Me Antoine Camus et Me Stéphane Babonneau, premiers à plaider, espèrent que la société tirera les leçons du procès des 51 hommes jugés pour viols aggravés devant le tribunal correctionnel du Vaucluse depuis le 2 septembre. La mise en examen est prévue lundi 25 novembre.
“Ce procès fera partie du testament que nous transmettrons aux générations futures, elles jugeront des leçons qu’il faut tirer de nos débats.” Avocat de Gisèle Pelicot, de ses enfants et petits-enfants, Me Stéphane Babonneau prend de la hauteur, ce mercredi 20 novembre au procès Mazan. Les débats sont désormais clos, place aux plaidoiries. Son collègue, Me Antoine Camus, est le premier à prendre la parole.
« Transformer la boue en matière noble »
« Gisèle Pelicot a choisi de transformer cette boue en une matière noble, et de dépasser la noirceur de son histoire pour y trouver un sens. Elle compte sur le tribunal pour l’aider. » dit-il au tribunal correctionnel du Vaucluse, devant une salle comble, dans un palais de justice une nouvelle fois pris d’assaut par des dizaines de journalistes.
Car oui, il le répète, ce procès est “historique”tout comme « ce geste presque politique de refus du huis clos.

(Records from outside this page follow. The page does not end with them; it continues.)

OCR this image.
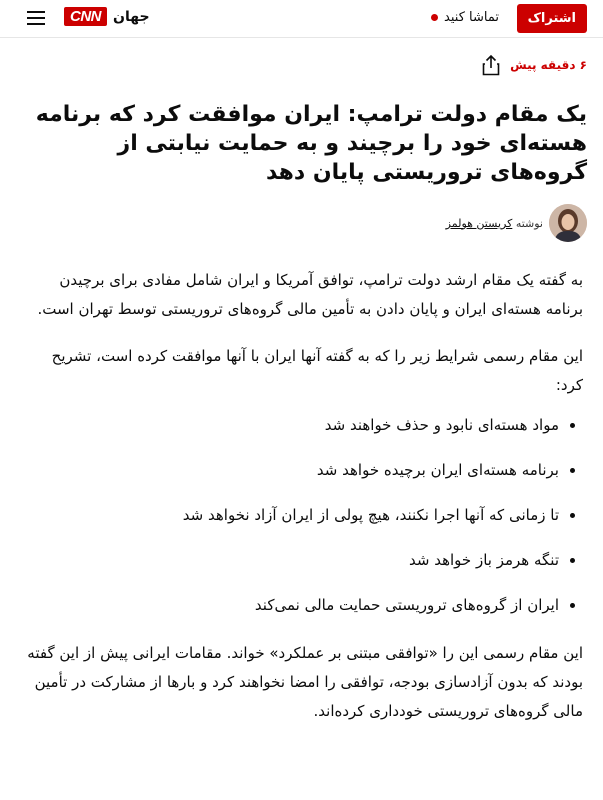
اشتراک
تماشا کنید
CNN جهان
۶ دقیقه پیش
یک مقام دولت ترامپ: ایران موافقت کرد که برنامه هسته‌ای خود را برچیند و به حمایت نیابتی از گروه‌های تروریستی پایان دهد
نوشته کریستن هولمز

به گفته یک مقام ارشد دولت ترامپ، توافق آمریکا و ایران شامل مفادی برای برچیدن برنامه هسته‌ای ایران و پایان دادن به تأمین مالی گروه‌های تروریستی توسط تهران است.

این مقام رسمی شرایط زیر را که به گفته آنها ایران با آنها موافقت کرده است، تشریح کرد:

• مواد هسته‌ای نابود و حذف خواهند شد
• برنامه هسته‌ای ایران برچیده خواهد شد
• تا زمانی که آنها اجرا نکنند، هیچ پولی از ایران آزاد نخواهد شد
• تنگه هرمز باز خواهد شد
• ایران از گروه‌های تروریستی حمایت مالی نمی‌کند

این مقام رسمی این را «توافقی مبتنی بر عملکرد» خواند. مقامات ایرانی پیش از این گفته بودند که بدون آزادسازی بودجه، توافقی را امضا نخواهند کرد و بارها از مشارکت در تأمین مالی گروه‌های تروریستی خودداری کرده‌اند.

Il fallait trouver du sens, ouvrir les portes de cette salle au plus grand nombre, faire de nos débats le terreau d’une prise de conscience, d’un changement des mentalités et enfin rompre avec une violence que l’on voudrait d’un autre âge.”.
Un viol massif
Il s’interroge sur l’état du droit : « Ne s’agit-il pas plutôt de viols massifs, commis depuis près de dix ans ? Ce diplôme n’existe pas« Et l’état des mentalités aussi, de voir ces dizaines d’hommes qui sont venus à Mazan, et dont aucun n’a prévenu la police, après avoir vu ce qui s’y passait.
« Comment en France en 2024 une femme peut-elle encore subir ce qui a été infligé à Gisèle Pelicot pendant 10 ans ? Comment trouver 70 individus dans un rayon de 70 km pour profiter d’un corps inerte, sans conscience, qui « nous croirait mort ? Tout le monde a contribué à cette atrocité. C’est la banalité du mal d’Hanna Arendt, qui prend la forme d’un viol d’opportunité et de lâcheté.»

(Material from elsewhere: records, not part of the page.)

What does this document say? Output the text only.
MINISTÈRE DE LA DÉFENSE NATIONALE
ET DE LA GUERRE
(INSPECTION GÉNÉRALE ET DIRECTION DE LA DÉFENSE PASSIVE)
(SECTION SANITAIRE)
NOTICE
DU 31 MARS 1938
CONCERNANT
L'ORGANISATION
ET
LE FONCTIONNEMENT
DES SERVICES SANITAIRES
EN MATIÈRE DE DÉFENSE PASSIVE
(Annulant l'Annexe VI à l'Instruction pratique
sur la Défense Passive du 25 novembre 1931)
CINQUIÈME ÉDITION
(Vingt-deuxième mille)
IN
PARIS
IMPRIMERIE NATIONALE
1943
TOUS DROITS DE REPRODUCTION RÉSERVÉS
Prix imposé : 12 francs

Des stratégies de défense qui n’ont plus leur place
Il fait également appel à ses collègues de la défense. « On a la liberté de s’étonner qu’en France on ait encore l’obligation de démontrer qu’on est une bonne victime. Certaines de ces stratégies de défense n’ont plus leur place dans la France du XXIe siècle.»
Me Babonneau, quant à lui, s’efforce de briser les clichés qui persistent depuis le fameux procès d’Aix-en-Provence, à l’origine d’une première prise de conscience de viol, en 1978, grâce à une autre Gisèle, l’avocate Gisèle Halimi. « Il faut arrêter d’entendre dire qu’un accusé n’a pas le profil d’un agresseur sexuel. Qu’il existe des hommes au-dessus de tout soupçon. Le violeur est simplement l’homme qui commet un viol, ni plus ni moins, quel que soit le bien qu’il ait pu faire ailleurs dans sa vie.

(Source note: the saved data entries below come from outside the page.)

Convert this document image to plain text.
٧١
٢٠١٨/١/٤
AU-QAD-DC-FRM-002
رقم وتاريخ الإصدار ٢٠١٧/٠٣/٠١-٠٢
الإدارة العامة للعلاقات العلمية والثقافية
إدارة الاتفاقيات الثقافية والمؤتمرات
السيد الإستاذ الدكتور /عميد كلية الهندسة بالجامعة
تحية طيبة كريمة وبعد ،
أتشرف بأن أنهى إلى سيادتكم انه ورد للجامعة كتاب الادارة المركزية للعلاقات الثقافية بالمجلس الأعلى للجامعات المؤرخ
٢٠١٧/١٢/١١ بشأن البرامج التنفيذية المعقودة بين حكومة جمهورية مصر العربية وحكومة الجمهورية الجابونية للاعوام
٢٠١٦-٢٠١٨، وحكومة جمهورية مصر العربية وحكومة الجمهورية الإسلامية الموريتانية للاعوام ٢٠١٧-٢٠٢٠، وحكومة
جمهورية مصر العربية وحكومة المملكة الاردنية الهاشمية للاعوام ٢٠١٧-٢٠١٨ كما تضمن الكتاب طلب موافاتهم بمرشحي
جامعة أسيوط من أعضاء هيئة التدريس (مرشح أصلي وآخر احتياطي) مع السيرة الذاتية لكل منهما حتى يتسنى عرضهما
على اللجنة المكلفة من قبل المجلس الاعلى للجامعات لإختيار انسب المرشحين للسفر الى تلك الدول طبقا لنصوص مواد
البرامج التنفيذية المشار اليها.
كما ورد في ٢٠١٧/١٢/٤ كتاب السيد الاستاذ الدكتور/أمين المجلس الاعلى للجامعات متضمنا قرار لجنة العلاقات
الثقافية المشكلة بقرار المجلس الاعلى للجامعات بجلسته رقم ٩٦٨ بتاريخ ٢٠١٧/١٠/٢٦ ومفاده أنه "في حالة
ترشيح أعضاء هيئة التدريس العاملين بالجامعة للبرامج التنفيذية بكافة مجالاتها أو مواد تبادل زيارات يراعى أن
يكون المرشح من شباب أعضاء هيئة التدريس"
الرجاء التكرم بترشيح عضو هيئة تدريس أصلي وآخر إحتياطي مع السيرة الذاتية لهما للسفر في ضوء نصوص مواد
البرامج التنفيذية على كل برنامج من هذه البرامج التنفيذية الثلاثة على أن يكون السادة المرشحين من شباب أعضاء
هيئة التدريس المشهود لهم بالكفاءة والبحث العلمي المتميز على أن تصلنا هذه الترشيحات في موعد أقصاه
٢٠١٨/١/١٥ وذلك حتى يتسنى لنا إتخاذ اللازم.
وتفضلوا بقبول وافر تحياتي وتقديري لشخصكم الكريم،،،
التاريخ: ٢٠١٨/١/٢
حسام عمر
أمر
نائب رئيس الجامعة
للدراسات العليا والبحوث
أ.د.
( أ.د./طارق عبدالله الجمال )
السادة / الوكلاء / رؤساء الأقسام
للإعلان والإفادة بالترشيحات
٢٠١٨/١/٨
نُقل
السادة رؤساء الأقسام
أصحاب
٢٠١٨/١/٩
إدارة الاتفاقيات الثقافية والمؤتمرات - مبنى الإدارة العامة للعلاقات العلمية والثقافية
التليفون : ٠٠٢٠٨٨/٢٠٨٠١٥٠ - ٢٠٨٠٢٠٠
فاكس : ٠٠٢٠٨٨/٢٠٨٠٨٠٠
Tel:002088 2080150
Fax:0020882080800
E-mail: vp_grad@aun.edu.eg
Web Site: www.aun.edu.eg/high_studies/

“Je vais mourir comme un chien” dit Dominique Pelicot
En filigrane, restent ces derniers mots de Dominique Pelicot, interrogé une dernière fois avant les plaidoiries. Soumission chimique ? demande Me Zavarro, son avocat. “C’est de la merde, ça tue tout, ça détruit tout, il ne faut jamais faire ça” . Il tente toujours de convaincre sa fille qu’il ne lui a rien fait, tandis que deux photos d’elle, nue et assoupie, suggèrent autre chose.
« Je ne peux rien dire de plus, elle ne me croira jamais. Je vais mourir comme un chien. Je ne lui demande pas de venir derrière mon cercueil, il n’y aura pas de cercueil.
Le public s’arrête, Caroline se précipite vers la loge, la haine aux lèvres. « Deux mois et demi ! Tu as eu deux mois et demi pour me dire des choses !Mise en accusation lundi.